Losing my phone somewhere in the loft doesn’t cause me stress. It allows me to chop, stir & style my dinners ever so delicately. My $4 bottle of wine from Trader Joe’s swirls down my throat & conversation flows freely. There is the occasional dance to get out of the others way. A dance to get to the timer of the oven or to grab one more water from the fridge. I’m mindful of all of these little movements.
Dirty coffee cups line the bathroom sink. The sheets are pushed back after I finally turn the alarm off after 3 times & I don’t straighten them back. I throw my pjs in the floor & add even more to the pile as I’m trying to find what to wear. This is the day to day. Then the call at 530 that dinner isn’t a priority but going for margaritas & fajitas could be. Easy going, happy go lucky, he shows me grace and patience everyday and for this I am so thankful.
I’m grateful for this life. The coffee that is made on weekends mornings to let me sleep a bit longer. The inspiration I receive from my coworkers & the support I receive from M & my family truly amazes me. 2016 was a year that knocked me down & 2017 I was able to figure out who I really was & began liking who I saw in the mirror. Then 2018 showed up & proceeded to be an amazing year of discovery, journeys & following my heart. It was the year I was looking for or maybe I was finally the person I was looking for.

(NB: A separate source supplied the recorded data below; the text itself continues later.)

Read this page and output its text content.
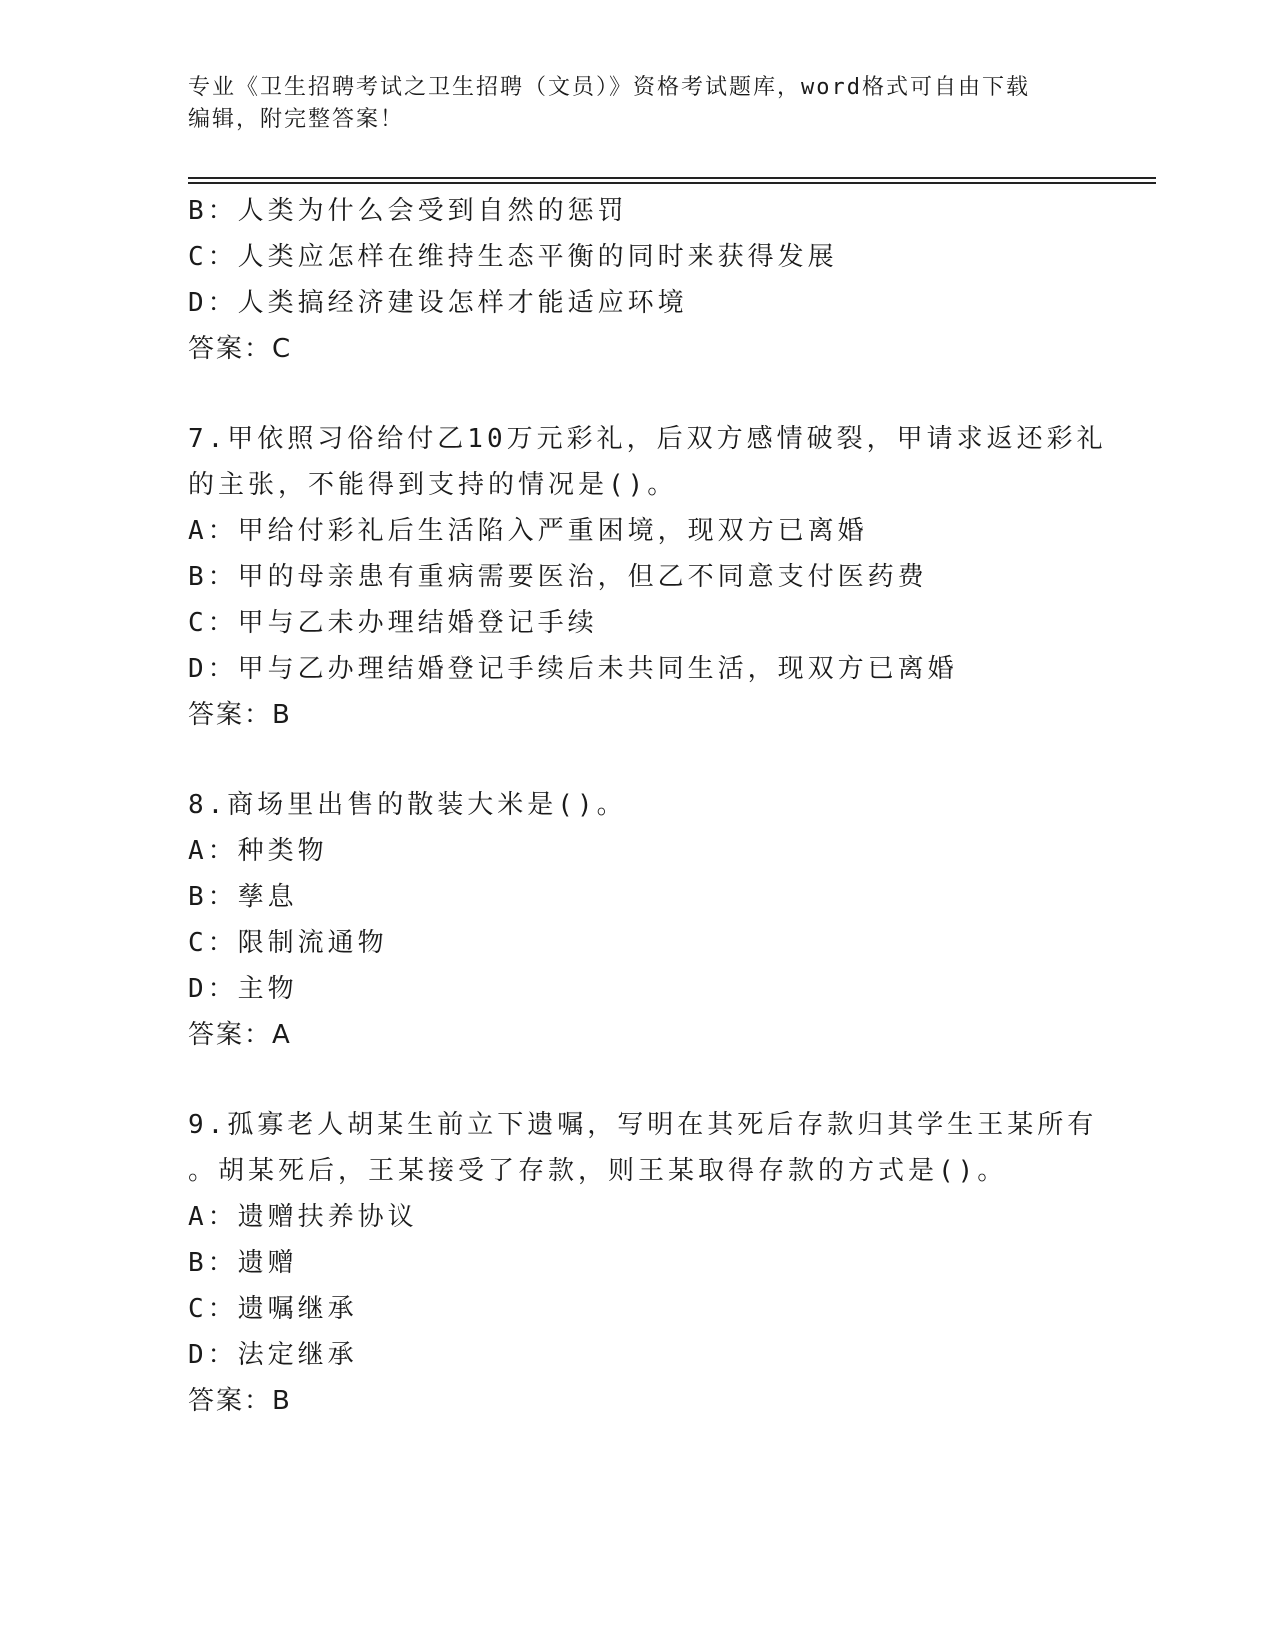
专业《卫生招聘考试之卫生招聘（文员）》资格考试题库，word格式可自由下载
编辑，附完整答案！
B：人类为什么会受到自然的惩罚
C：人类应怎样在维持生态平衡的同时来获得发展
D：人类搞经济建设怎样才能适应环境
答案：C
7.甲依照习俗给付乙10万元彩礼，后双方感情破裂，甲请求返还彩礼
的主张，不能得到支持的情况是()。
A：甲给付彩礼后生活陷入严重困境，现双方已离婚
B：甲的母亲患有重病需要医治，但乙不同意支付医药费
C：甲与乙未办理结婚登记手续
D：甲与乙办理结婚登记手续后未共同生活，现双方已离婚
答案：B
8.商场里出售的散装大米是()。
A：种类物
B：孳息
C：限制流通物
D：主物
答案：A
9.孤寡老人胡某生前立下遗嘱，写明在其死后存款归其学生王某所有
。胡某死后，王某接受了存款，则王某取得存款的方式是()。
A：遗赠扶养协议
B：遗赠
C：遗嘱继承
D：法定继承
答案：B
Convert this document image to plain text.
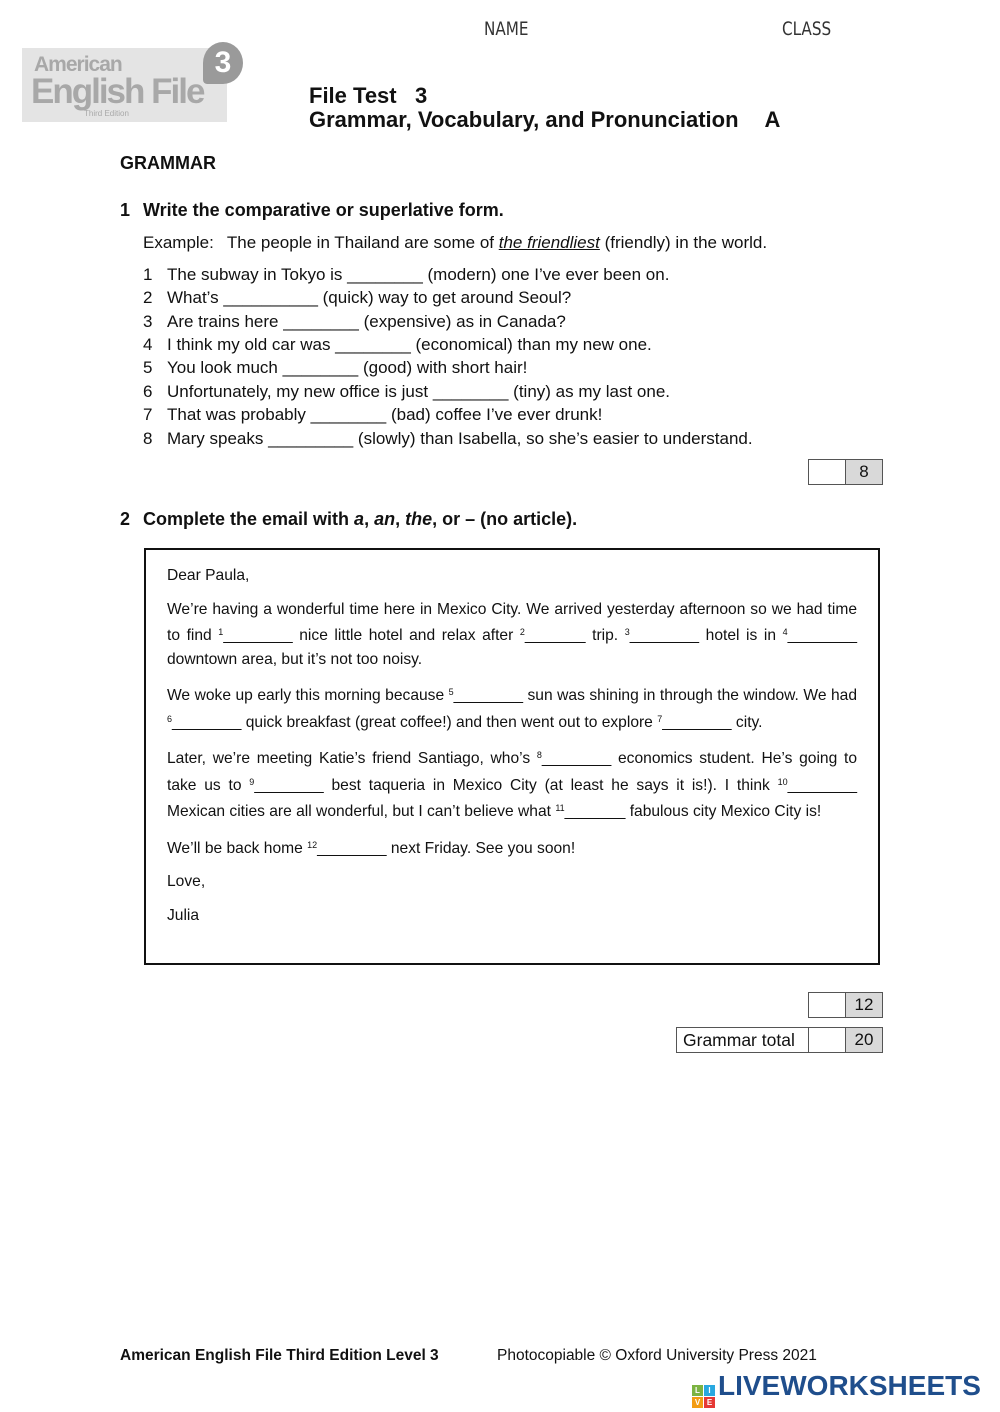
NAME	CLASS
American
English File
Third Edition
3
File Test   3
Grammar, Vocabulary, and Pronunciation A
GRAMMAR
1 Write the comparative or superlative form.
Example: The people in Thailand are some of the friendliest (friendly) in the world.
1 The subway in Tokyo is ________ (modern) one I’ve ever been on.
2 What’s __________ (quick) way to get around Seoul?
3 Are trains here ________ (expensive) as in Canada?
4 I think my old car was ________ (economical) than my new one.
5 You look much ________ (good) with short hair!
6 Unfortunately, my new office is just ________ (tiny) as my last one.
7 That was probably ________ (bad) coffee I’ve ever drunk!
8 Mary speaks _________ (slowly) than Isabella, so she’s easier to understand.
8
2 Complete the email with a, an, the, or – (no article).

Dear Paula,

We’re having a wonderful time here in Mexico City. We arrived yesterday afternoon so we had time to find $^1$________ nice little hotel and relax after $^2$_______ trip. $^3$________ hotel is in $^4$________ downtown area, but it’s not too noisy.

We woke up early this morning because $^5$________ sun was shining in through the window. We had $^6$________ quick breakfast (great coffee!) and then went out to explore $^7$________ city.

Later, we’re meeting Katie’s friend Santiago, who’s $^8$________ economics student. He’s going to take us to $^9$________ best taqueria in Mexico City (at least he says it is!). I think $^{10}$________ Mexican cities are all wonderful, but I can’t believe what $^{11}$_______ fabulous city Mexico City is!

We’ll be back home $^{12}$________ next Friday. See you soon!

Love,

Julia

12
Grammar total	20
American English File Third Edition Level 3	Photocopiable © Oxford University Press 2021
L	I
V E
LIVEWORKSHEETS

As I take this time to reflect on what I’m grateful for, I am just so very happy & so very proud. I’m proud of my strength. Following our heart whether it’s just in general or across state lines takes a lot of trust & believing in one’s decisions. And I’m happy because I took that leap & I’m feeling like Mary Tyler Moore.
Is it possible to wake up everyday with a happy & grateful heart? Probably not. I really try, but when Alexa starts blaring & the lights flash on & I realize I probably turned the heat down too low the night before, it’s difficult. But it only gets better after my first cup of coffee, seeing the views of the city from my window.